A subset of the validated Python algorithms was then reimplemented in embedded C for deployment on the Empatica wrist device itself — enabling on-device processing with the same numerical behaviour as the cloud-based Python implementation, validated on hardware.
What the work made possible.
Before the engagement: the algorithm stack was hardware-locked to its original platform, implemented in four legacy languages, undocumented, and effectively unmaintainable. Any change required a regulatory assessment whose outcome and timeline were uncertain.
After the engagement: the same clinical algorithms ran in production-quality Python, fully documented, with a test framework that could validate any future change against the certified reference.

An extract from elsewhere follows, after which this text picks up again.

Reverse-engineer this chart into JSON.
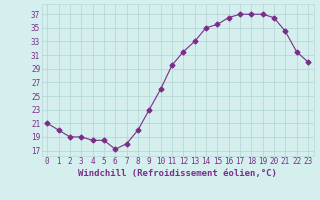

They ran on five device platforms. A subset ran on the Empatica device hardware. The validation documentation for each algorithm and each platform transition was complete and structured for regulatory submission.
PKG Health was acquired by Empatica during the engagement period. The work Devsort had done — expanding the algorithm suite's reach to new device partners, making the codebase maintainable and documented — expanded the technical capability of the portfolio that changed hands. We do not claim to have caused the acquisition. We note that the work made the platform significantly more valuable as a technical asset.
The engagement ran for 2.5 years, covering six algorithms across five device platforms, under FDA 510(k), CE, and TGA regulatory frameworks throughout.